Après une pandémie et l’affaissement de son remonte-pente, Ski Gallix revit

Photo: Tourisme Côte Nord

Les équipes de Ski Gallix ont retenu leur souffle pendant plusieurs mois mais se réjouissent désormais. À quelques semaines du lancement de la saison de ski, l’heure est aux derniers recrutements et aux renouvellements d’adhésions, après quatre années mouvementées.

Les imprévus n’ont pas épargné Ski Gallix. Le président de la station, Marc Duchaine, est confiant que cette année sera la bonne. « On est fébriles mais très contents de ce retour après tous les hauts et les bas qu’on a vécu. »

Ça sera la première année normale depuis le chalet – Marc Duchaine.

Les frayeurs ont été prolongées jusqu’à récemment. Le déplacement du nouveau ponceau en octobre dernier après des intempéries avait en effet provoqué son lot de questions. C’était finalement plus de peur que de mal ! « On ne connaît pas encore les causes de ce qui est arrivé récemment. C’est un événement naturel qui a levé la première section du ponceau mais ça n’a pas dérangé le reste. »

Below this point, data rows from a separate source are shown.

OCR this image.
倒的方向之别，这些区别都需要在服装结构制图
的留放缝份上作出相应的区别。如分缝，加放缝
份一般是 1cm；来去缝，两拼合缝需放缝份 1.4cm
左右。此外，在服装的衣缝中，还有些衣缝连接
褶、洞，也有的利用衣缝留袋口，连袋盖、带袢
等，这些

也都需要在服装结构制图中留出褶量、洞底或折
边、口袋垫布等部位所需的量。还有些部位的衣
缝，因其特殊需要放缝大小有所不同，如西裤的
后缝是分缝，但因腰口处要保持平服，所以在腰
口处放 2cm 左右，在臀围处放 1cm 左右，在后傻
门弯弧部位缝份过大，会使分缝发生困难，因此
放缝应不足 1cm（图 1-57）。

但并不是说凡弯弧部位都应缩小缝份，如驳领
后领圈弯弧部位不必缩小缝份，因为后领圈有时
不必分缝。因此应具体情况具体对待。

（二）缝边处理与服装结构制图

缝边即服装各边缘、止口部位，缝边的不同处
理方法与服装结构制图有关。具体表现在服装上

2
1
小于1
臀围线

Il n’y a aucun problème avec le ponceau – Marc Duchaine.

Si tout va bien, les installations pourront ouvrir vers le 17 décembre. Le premier tapis de neige de la semaine passée a été bien accueilli. Maintenant c’est le froid qui est attendu pour pouvoir mettre en route les canons à neige artificielle. 

Une augmentation des prix modérés

Le renouvellement des adhésions va bon train, explique le directeur de la station, Loïs Babin.  Adhésions qui ont connu une hausse de 2,25% pour ceux qui renouvellent en prévente avant le 3 décembre. 5% pour les autres. 

On est bien parti pour avoir le même nombre de membership – Loïs Babin.

Le président explique que la hausse est plus élevée que dans les autres stations de ski car il faut rattraper deux ans. « Certains se plaignent mais il faut se rappeler que la dernière saison n’a pas eu lieu donc on n’a pas pu augmenter pendant deux ans. C’est normal qu’on se rattrape. »

Le financement va bien

Malgré tous les imprévus ces dernières années, le président n’est pas inquiet économiquement.

« Depuis qu’on a le chalet et avec tout ce qui est arrivé, on arrive à être en surplus budgétaire à toutes les années. », affirme M. Duchaine.